Das kleine, große Dorf an der Düssel

jan Wellem
jan Wellem, Foto: Frankieboy / pixabay / CC0 Creative Commons

Gedanken eines indischen Rheinländers

Lang, lang ist's her, doch wer hätte gedacht, dass jenes beschauliche Dorf am Rhein, im Schatten der alten Pfalzstadt Kaiserswerth, am Anfang des 21. Jahrhunderts zu einer Stadt von internationalem Ruf gelangen und seinen rechtmäßigen Platz im Konzert der großen Städte Europas einnehmen würde.


Europa in Düsseldorf - doch ein Dorf, ja, das ist es geblieben; nicht im Kopf, sondern im Herzen. So verbindet die Stadt ihre Vorzüge und die Vielzahl von Angeboten einer weltoffenen Metropole mit dem herzlich familiären Charakter eines Dorfes. In der Tat findet man in Düsseldorf den türkischen Fussballverein und die portugiesische Folkloregruppe eben so wie den Verein zur Pflege des Brauchtums und die ein oder andere Karnevalsgesellschaft.

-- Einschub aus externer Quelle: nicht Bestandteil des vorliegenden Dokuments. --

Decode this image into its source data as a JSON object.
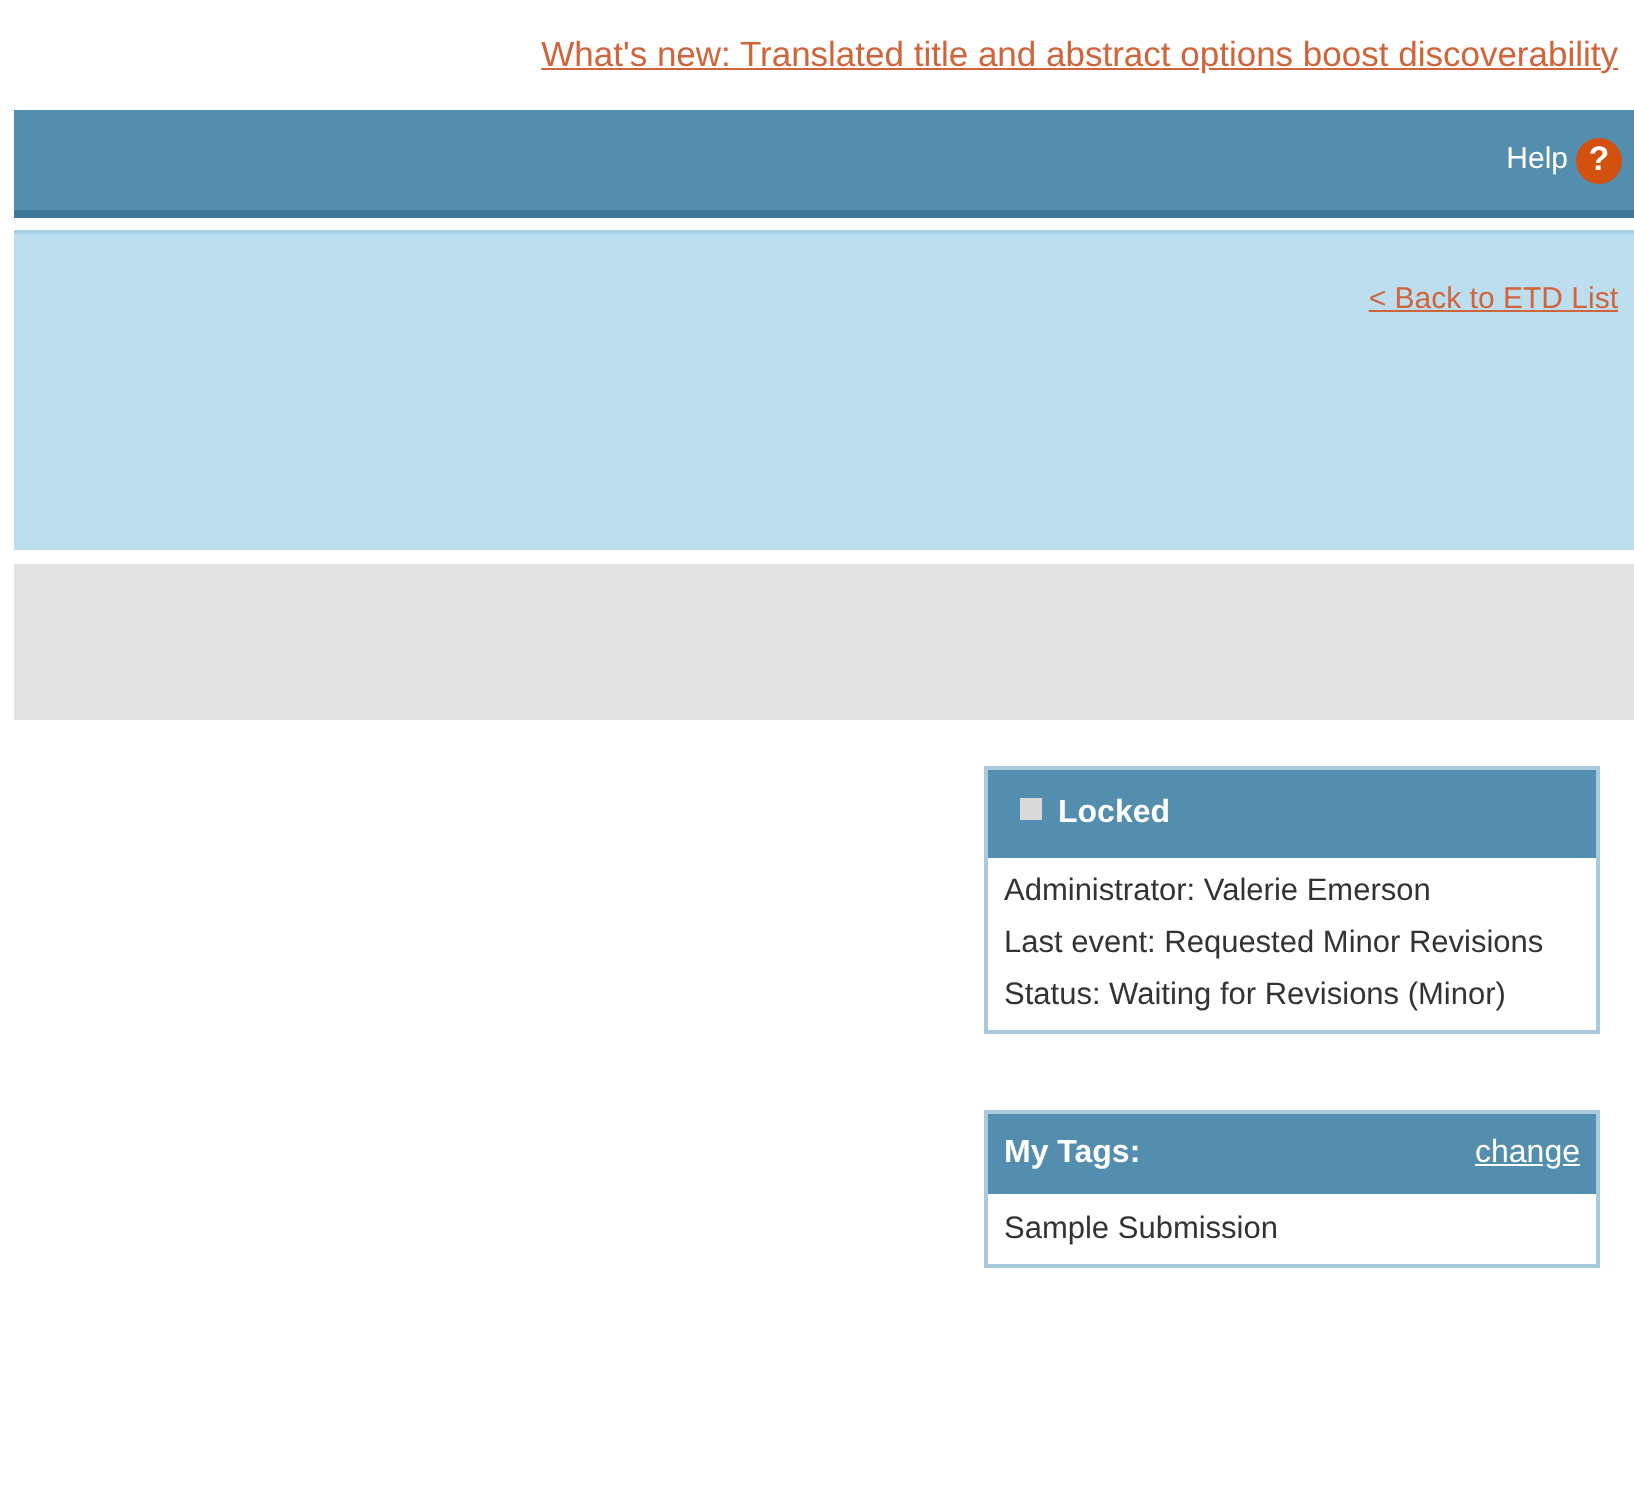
{
  "announcement": {
    "text": "What's new: Translated title and abstract options boost discoverability"
  },
  "header": {
    "help_label": "Help",
    "help_icon": "?"
  },
  "subheader": {
    "back_link": "< Back to ETD List"
  },
  "status_panel": {
    "title": "Locked",
    "checked": false,
    "lines": [
      "Administrator: Valerie Emerson",
      "Last event: Requested Minor Revisions",
      "Status: Waiting for Revisions (Minor)"
    ]
  },
  "tags_panel": {
    "title": "My Tags:",
    "change_link": "change",
    "tags": [
      "Sample Submission"
    ]
  }
}
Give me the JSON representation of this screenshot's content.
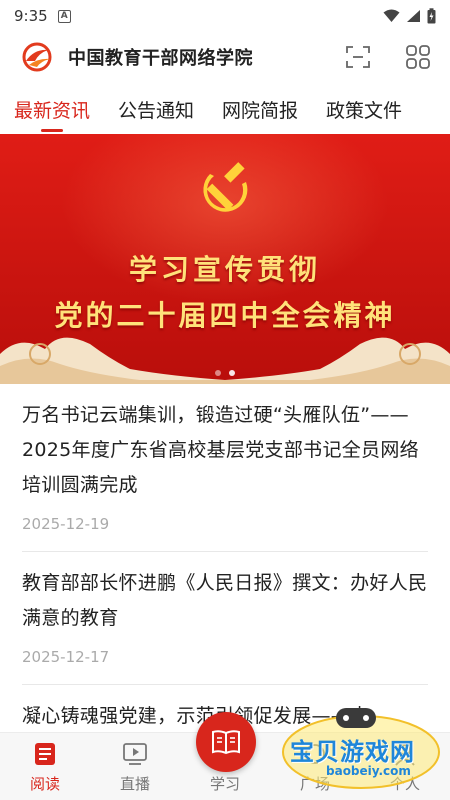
{
  "status_bar": {
    "time": "9:35",
    "sim_badge": "A"
  },
  "header": {
    "app_title": "中国教育干部网络学院",
    "brand_color": "#d8261c"
  },
  "tabs": [
    {
      "label": "最新资讯",
      "active": true
    },
    {
      "label": "公告通知",
      "active": false
    },
    {
      "label": "网院简报",
      "active": false
    },
    {
      "label": "政策文件",
      "active": false
    }
  ],
  "banner": {
    "line1": "学习宣传贯彻",
    "line2": "党的二十届四中全会精神",
    "slide_count": 2,
    "active_slide": 2
  },
  "news": [
    {
      "title": "万名书记云端集训，锻造过硬“头雁队伍”——2025年度广东省高校基层党支部书记全员网络培训圆满完成",
      "date": "2025-12-19"
    },
    {
      "title": "教育部部长怀进鹏《人民日报》撰文：办好人民满意的教育",
      "date": "2025-12-17"
    },
    {
      "title": "凝心铸魂强党建，示范引领促发展——中",
      "date": ""
    }
  ],
  "bottom_nav": {
    "read": "阅读",
    "live": "直播",
    "study": "学习",
    "square": "广场",
    "me": "个人"
  },
  "watermark": {
    "text": "宝贝游戏网",
    "url": "baobeiy.com"
  }
}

Ob buddhistischer Tempel oder jüdische Synagoge, muslimische Moschee oder christliche Kirche - das Miteinander fremder Kulturen ist hier mehr als ein bloßes Bekenntnis: Es ist eine Lebenseinstellung. Ist der gemeine Rheinländer doch bekanntlich von Natur aus ein multikultureller Geselle und der Düsseldorfer vor allem ein friedliebender Mensch, der selbst dem ewigen Feind eine Bastion im Hafen zugesteht.


Und so erfüllt es mein indisch-rheinisches Herz doch immer wieder mit Freude, wenn ich von Stress geplagt und beladen mit allerlei Eindrücken der Welt zurückkehre in das kleine beschauliche Dorf am Rhein - meinen Ruhepunkt in unserer hektischen Zeit, meine Heimatstadt an der Düssel.


André Sarin (30), Freier Journalist und Asienwissenschaftler und in der DC als "Neo LaSalle" unterwegs, ist jüngster "Alde Düsseldorfer" und schreibt in seiner Kolumne über die Stadt und Ihre Bürger.